To apply the bag of words model, some pre-processing needs to be done:
- First step, it is to remove all specific formatting applied to the text. For example, from the Magic cards Json used in this project, mana color are encoded with {} characters ({G} for Green). The G letter can be kept as such but the curly braces are cumbersome.
- Second step, all the words are isolated one from the others. It is called tokenization. It is one of many approaches possible for LSA. For a first, it is a pretty straightforward approach. The main drawback is the lost of sentence structures. Since Magic is based a lot on keywords and the concatenated text remains relatively short, sentence structures have a less impact than in full redacted press articles.
- Third step, stop words and punctuations are removed since there is no longer a sentence structure. The remaining words are stemmed. All affixes are removed from the word (plural form, past form, ...).
Encoding
The words from the text of all Magic cards are capitalized inside a set called vocabulary.
The encoding consists to reduce the dimension of the text into X clusters (here 50) based on the common vocabulary. To do so, the Truncate SVD (singular value decomposition) model is used.
The resulting vector containing the 50 descriptors is finally normalized to ensure that the similarity score will be later no greater than 1.0.
This encoding is valid for a given vocabulary. Meaning if new cards are added (ex: new Magic extension), the common vocabulary will change and so the encoding has be performed again over all existing cards.
Results
First example, two cards sharing 96% of similarity. The cards are from different colors (White and Red) but their cost with incolor mana to be played and their effects are really similar (special rule and attacke / defense score):
Second example, two cards sharing 87% of similarity. The cards needs both one white mana and are the same type (bird). The difference is coming from the field of application of the special rule (all creatures versus a specific creature) and the difference of Attack/Defense.
Last example, two cards with 86% of similarity. The cards are different types (Land versus Artifact) and their cost is different. Their similarity is coming from their rules effects on discarding and getting new cards. The bag of words approach does not take into account the order in which words appear in a card. It lets the possibility to find similarities even if the effects do not appear in the same order.
Conclusion
LSA allows to identitfy similar cards based on their content. However, Magic players will have a hard time to use these raw results since cards from different colors, types, ... are put together as long as their content is similar.
To be useful to Magic players additional filters are needed.
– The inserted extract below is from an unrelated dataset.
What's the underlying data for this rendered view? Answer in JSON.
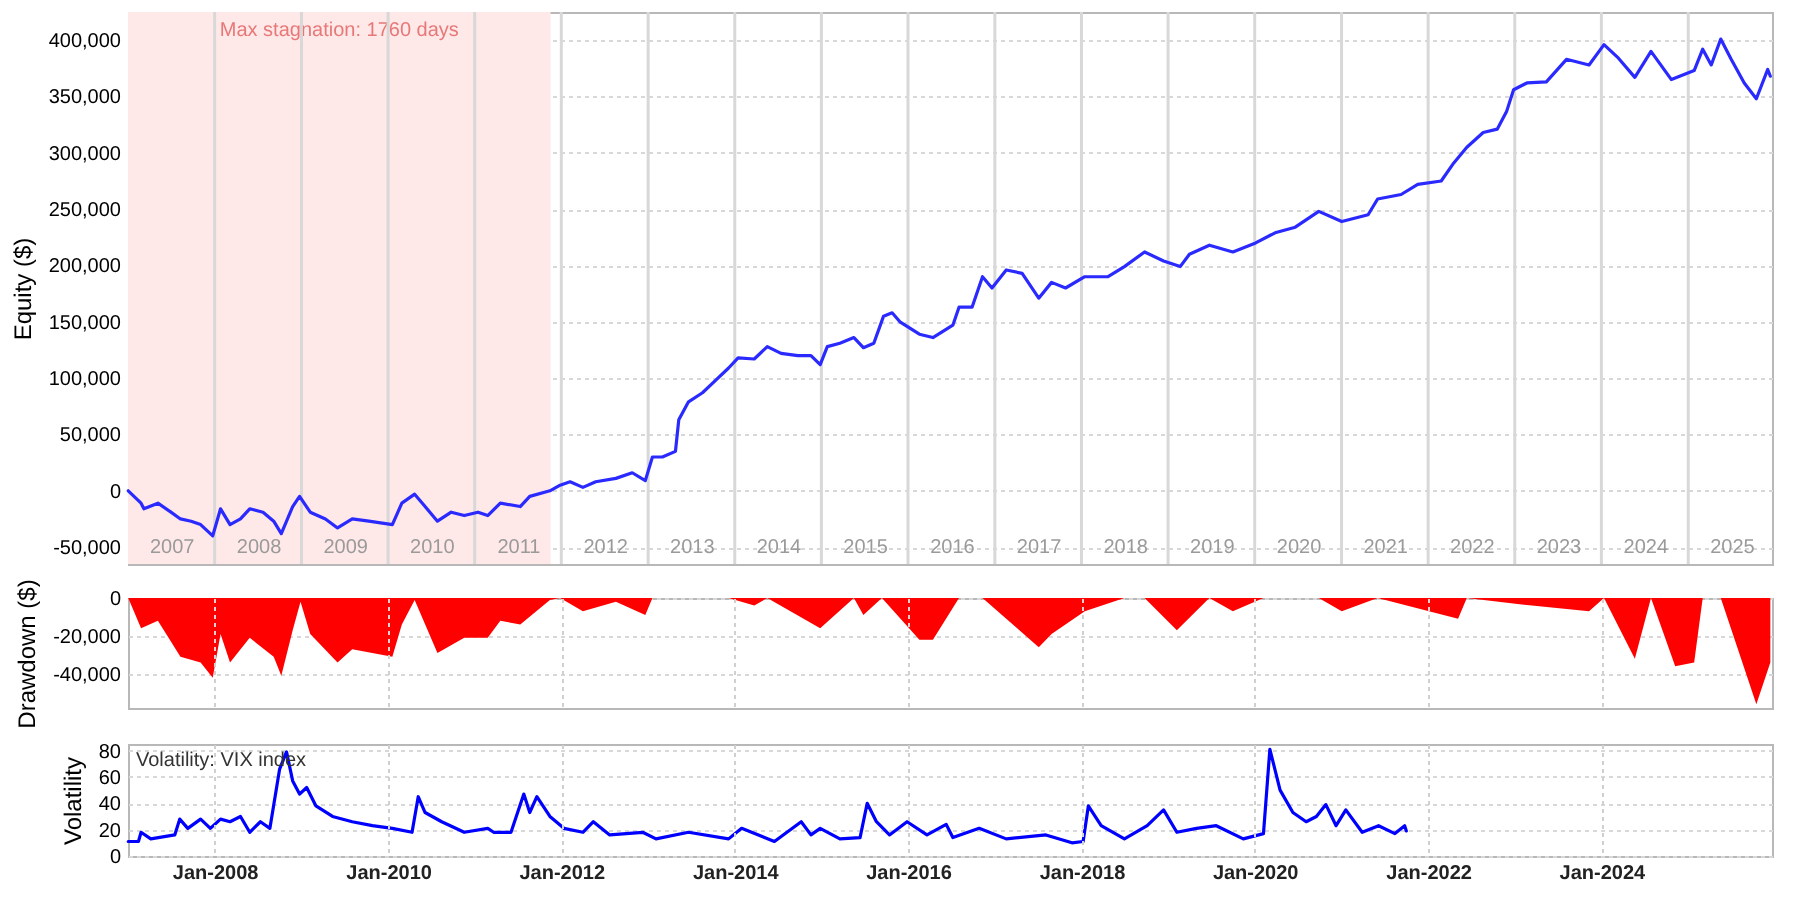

These filters have for role to reduce the set of considered cards only to the ones meaningful to the player.
For example, a player wishing to create a deck based only on red sorcery cards will not be interested in similar cards using blue mana or red creature cards. The filters on the search user interface will be there to constraint the results only to red sorcery cards even if they are not the most similar.
LSA is based only on the content. Information about if a card is usually played with another card are not taken into account. As such, LSA should be used to suggest alternative cards to a particular card. It will help the player to discover new cards that may replace the ones that he usually plays.